Slime Mold Is Having a Moment: 'The Blob' Can Learn, Heal, Move and Mate

the blob
A picture taken on October 16, 2019 at the Parc Zoologique de Paris (Paris zoological gardens) shows a Physarum Polycephalum better known as a "Blob", an unicellular organism neither plant, fungus nor animal and capable of learning despite its lack of neurons. STEPHANE DE SAKUTIN/AFP

While mold is generally looked on as the stuff of nightmares or, at best, a minor annoyance, one strain has made waves around the world this year for its amazing feats of intelligence and athleticism. The species in question, a bright yellow "slime mold" called Physarum polycephalum, has officially rebranded itself as "the blob," and is currently headlining its own exhibit at the Paris Zoo.

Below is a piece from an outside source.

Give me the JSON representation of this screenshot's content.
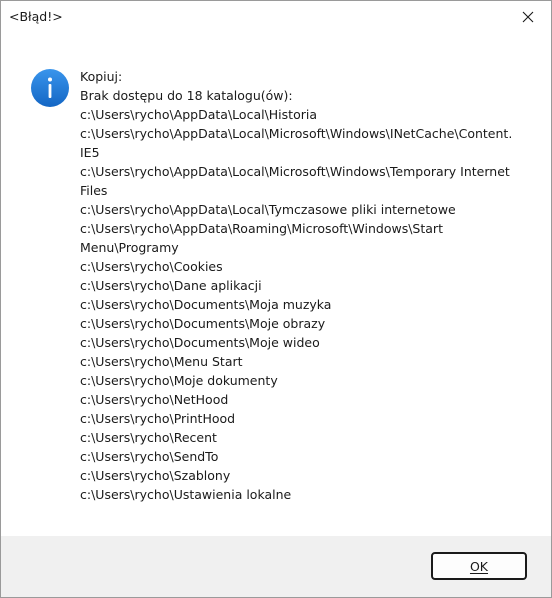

"Mold" may be a misnomer, as slime molds like the blob aren't fungi like the stuff you (should) regularly scrub off your shower tiles. Instead, it's considered a protist, part of a kingdom of misfit lifeforms that are neither wholly animal, vegetable, bacteria or fungus.
Partly due to its strange station in life, scientists have been eager to study the the blob, exploring the surprising abilities of this substance that can move, learn, heal, and reproduce sexually despite seeming to lack the necessary equipment for, well, just about anything.

Similarly to the main character in the eponymous 1950s horror movie classic, the blob is amorphous, lacking any of the biological structures generally associated with independent movement (such as muscles or limbs) and yet, much like the blob of cinema, this slime mold gets around. Maxing out at speeds up to four centimeters per hour, the blob moves through a process called "shuttle streaming" that involves making waves in its cellular protoplasm (goo) to propel itself forward.

One thing the blob moves toward is food. Exploiting its reported fondness for oats, back in 2016 scientists put an impediment—caffeine, which the blob does not enjoy—between some slime mold and its serving of grains. They were amazed to discover that despite lacking a brain or nervous system, the blob soon learned that it could move over the caffeine unharmed.

"It can find its way through a maze, it can construct efficient transport networks, sometimes better than us, actually," Audrey Dussutour, a researcher at the French National Center for Scientific Research, told NPR's Weekend Edition after the zoo exhibit opening.

Ladies, if your partner:
-hates salt
-is really good at mazes
-resists taxonomic classification
-has 720 sexes
-transmits knowledge by fusing with another individual

They’re not your partner, they’re the slime mold Phasarum polycephalum.#theblob https://t.co/CkEqNm96cb

— LGBTQ+ Plant Scientists (@LGBTQPlantSci) October 18, 2019

Besides its memory and strategy skills, the blob also has great regenerative powers. In a recent paean to slime molds for Popular Science, writer Rachel Feltman extolled the blob's ability to heal, how when separated, say, by a zealous scientist with a scalpel, its multiple nuclei—because while it can grow to enormous sizes, each blob is structured as a single cell with multiple nuclei—will work to put itself back together. "Really, though, this super-quick healing ability is less like healing and more like being able to drop your arm and then pick it back up and pop it on, Mr. Potato-Head-style," Feltman explained.

Feltman went on to explain the much-hyped claim that slime mold comes in 720 different sexes, laying out the complex genetic options that slime mold sex cells can create when they meet the right spore and settle down. According to a wiki Feltman linked to on the subject, "What makes slime molds truly successful, however, is that the cytoplasm of the offspring is merged from both parents."

Let the blob serve as a weekend reminder that it's not about what you've got, it's about what you do with it.